Edmund Burke, Trumpism, and the Worst of Both Worlds

Edmund Burke, Trumpism, and the Worst of Both Worlds May 10, 2016

I recently read Yuval Levin’s engaging The Great Debate: Edmund Burke, Thomas Paine, and the Birth of Right and Left. This book is a great example of how good writers can bring high-level intellectual history to a general audience. Levin shows how Paine defended revolutions (both American and French) that he saw as aligning with natural rights, while Burke preferred incremental reforms that respected tradition and protected mediating institutions like families, churches, and towns.

Burke warned that attempts to transform a nation’s social order overnight usually descended into barbarism. No technocrat or prophet of reason could successfully remold society while ignoring the accumulated wisdom of the generations. In this debate I am more sympathetic to Burke, but Levin also presents Paine in a fair, lucid manner.

Edmund Burke, portrait by Joshua Reynolds, National Portrait Gallery. Public Domain.

Because my thinking about politics has been tainted by the specter of Donald Trump, I could not help but reflect on what Burke might have said about Trumpism. I suspect that he would have said that Trump represents the worst of both Burke and Paine’s worlds. In one sense, Trump reflects Paine’s view that gradualism doesn’t work. You blow up corrupt institutions – you don’t wait to reform them. You show contempt for established wisdom, conventional leaders, and the usual profile of qualified statesmen. You ridicule and destroy. This is straight out of the French revolutionaries’ playbook.

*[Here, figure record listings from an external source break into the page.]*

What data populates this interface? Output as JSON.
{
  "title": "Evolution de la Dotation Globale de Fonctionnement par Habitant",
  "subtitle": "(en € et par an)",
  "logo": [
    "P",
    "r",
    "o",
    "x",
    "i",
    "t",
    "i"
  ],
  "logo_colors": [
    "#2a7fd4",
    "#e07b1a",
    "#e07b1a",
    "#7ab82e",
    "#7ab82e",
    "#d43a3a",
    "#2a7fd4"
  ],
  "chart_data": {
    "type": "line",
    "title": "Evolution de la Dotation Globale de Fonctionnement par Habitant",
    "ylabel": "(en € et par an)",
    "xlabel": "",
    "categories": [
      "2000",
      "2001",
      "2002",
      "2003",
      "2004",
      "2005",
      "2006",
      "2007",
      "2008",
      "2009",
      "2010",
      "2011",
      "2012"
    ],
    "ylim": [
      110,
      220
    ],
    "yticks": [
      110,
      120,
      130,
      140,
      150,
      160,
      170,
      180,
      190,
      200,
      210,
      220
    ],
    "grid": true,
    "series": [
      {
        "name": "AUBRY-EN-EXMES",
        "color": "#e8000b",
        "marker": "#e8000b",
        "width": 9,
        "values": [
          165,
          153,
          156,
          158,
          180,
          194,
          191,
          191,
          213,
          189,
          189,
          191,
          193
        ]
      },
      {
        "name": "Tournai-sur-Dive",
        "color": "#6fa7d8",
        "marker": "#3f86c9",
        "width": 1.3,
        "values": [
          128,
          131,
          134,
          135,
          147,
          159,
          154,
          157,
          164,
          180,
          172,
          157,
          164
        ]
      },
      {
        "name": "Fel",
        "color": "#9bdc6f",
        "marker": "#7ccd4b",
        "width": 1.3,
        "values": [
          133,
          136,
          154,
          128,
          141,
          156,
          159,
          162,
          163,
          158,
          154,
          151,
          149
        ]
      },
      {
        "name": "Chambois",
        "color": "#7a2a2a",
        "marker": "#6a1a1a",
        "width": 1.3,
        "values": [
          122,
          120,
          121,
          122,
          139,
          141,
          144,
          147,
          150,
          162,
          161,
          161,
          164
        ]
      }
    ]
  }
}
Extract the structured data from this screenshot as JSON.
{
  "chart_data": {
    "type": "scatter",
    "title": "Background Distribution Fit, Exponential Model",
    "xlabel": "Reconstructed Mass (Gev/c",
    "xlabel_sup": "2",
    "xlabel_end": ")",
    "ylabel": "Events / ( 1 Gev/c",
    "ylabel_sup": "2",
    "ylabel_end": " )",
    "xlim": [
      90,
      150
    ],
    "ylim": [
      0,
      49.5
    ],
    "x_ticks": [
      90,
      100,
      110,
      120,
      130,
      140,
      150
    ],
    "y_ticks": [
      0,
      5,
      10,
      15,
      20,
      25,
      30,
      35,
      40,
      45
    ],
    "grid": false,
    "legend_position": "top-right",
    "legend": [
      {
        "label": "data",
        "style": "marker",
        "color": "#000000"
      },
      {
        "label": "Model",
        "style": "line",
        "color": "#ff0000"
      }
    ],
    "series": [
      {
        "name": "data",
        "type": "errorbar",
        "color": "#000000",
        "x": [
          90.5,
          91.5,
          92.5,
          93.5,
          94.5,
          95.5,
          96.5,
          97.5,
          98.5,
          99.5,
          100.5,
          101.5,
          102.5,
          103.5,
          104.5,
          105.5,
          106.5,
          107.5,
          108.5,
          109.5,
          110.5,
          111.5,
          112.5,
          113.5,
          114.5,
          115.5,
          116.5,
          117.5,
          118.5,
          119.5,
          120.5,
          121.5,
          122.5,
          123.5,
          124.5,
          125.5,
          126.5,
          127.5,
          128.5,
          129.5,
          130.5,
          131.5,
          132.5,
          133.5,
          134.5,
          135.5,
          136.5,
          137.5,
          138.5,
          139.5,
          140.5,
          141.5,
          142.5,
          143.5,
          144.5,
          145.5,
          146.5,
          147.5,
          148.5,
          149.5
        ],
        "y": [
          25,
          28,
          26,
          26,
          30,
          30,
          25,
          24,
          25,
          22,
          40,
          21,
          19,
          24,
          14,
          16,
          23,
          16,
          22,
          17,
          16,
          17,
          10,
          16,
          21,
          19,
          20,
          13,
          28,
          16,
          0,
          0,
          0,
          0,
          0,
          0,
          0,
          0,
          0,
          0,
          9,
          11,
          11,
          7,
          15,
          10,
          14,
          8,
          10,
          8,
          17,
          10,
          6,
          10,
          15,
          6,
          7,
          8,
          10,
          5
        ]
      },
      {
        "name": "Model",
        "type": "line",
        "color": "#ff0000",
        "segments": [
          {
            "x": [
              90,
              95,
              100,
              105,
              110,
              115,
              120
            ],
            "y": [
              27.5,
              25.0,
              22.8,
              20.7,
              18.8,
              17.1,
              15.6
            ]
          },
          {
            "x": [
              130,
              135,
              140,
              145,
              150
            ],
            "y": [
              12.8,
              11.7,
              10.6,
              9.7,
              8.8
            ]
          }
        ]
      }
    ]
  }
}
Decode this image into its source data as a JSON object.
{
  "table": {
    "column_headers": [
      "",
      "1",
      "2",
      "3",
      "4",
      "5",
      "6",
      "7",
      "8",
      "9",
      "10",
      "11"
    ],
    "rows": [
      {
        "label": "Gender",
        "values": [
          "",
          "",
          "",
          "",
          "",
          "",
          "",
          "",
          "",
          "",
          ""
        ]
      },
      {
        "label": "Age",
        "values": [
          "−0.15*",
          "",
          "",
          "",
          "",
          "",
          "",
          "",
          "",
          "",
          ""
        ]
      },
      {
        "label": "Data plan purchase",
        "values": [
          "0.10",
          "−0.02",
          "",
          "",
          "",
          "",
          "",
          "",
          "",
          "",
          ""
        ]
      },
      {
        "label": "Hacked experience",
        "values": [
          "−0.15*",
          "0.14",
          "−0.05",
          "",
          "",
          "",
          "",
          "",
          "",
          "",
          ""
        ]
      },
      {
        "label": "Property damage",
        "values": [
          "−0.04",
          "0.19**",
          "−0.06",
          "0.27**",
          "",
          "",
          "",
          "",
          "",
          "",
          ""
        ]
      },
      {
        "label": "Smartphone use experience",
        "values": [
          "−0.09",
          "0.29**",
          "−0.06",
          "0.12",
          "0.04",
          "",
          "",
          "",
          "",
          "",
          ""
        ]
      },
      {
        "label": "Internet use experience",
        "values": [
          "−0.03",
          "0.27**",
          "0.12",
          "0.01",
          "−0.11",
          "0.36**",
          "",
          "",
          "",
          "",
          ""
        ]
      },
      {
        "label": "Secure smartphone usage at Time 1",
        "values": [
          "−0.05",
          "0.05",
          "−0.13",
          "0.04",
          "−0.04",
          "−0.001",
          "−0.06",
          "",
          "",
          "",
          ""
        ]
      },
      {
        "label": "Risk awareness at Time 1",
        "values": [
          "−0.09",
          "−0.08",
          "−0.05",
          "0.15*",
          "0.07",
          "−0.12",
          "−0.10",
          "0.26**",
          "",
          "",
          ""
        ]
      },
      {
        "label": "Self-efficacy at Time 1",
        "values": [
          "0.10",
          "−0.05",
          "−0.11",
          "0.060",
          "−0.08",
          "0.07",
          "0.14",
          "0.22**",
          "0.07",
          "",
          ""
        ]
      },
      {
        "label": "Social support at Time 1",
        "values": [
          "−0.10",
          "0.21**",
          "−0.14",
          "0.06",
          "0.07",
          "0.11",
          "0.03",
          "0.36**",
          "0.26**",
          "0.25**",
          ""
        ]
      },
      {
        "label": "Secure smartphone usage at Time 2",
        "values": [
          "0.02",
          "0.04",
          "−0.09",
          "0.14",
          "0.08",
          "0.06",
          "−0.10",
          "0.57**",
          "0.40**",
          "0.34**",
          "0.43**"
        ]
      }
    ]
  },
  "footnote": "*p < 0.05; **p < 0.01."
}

But Trump also reflects paralyzing nostalgia for the past, or what we might call corrupted Burkeanism. The “Make America Great Again” impulse is unfocused, bitter, and quasi-patriotic. It is the opposite of the “reformocon” desire to work within existing structures to try, for instance, to forge tax policies that encourage families to stay together. Stronger families, today’s reformocons would say, are more important to the vitality of American society than anything the government might do directly. But the government can at least get out of the way. Trump seems bored by talk of reform, and has little patience for even understanding current policy or where it goes wrong.

Worst of all, Trump represents the opposite of what Burke called “virtuous liberty.” Uninformed about American history, and contemptuous of moral, familial obligations, Trump bases his campaign on zingers, nativism, and misogyny. About such characters, Burke warned that liberty without virtue or wisdom “is the greatest of all possible evils; for it is folly, vice, and madness, without tuition or restraint.”

Trump champions radical Paineism, masked by faux Burkeanism. Trumpism dispenses with vital American traditions in the name of restoring an illusory American past. For example, Trumpism denies, in the face of all the wisdom of the ages, that republics need wise, experienced, and virtuous leaders to survive.

Like a manic Paine, Trump would cast away the rules of war, constitutional checks and balances, and conventional financial practices, such as paying national debts. He’ll keep out all the Muslims, and round up and deport tens of millions of Hispanics. Somehow by doing so, we’ll get back the America of the 1950s. We’ll know we’re there when we can all say “Merry Christmas” again. It will be the Revolution of 2016. Believe me.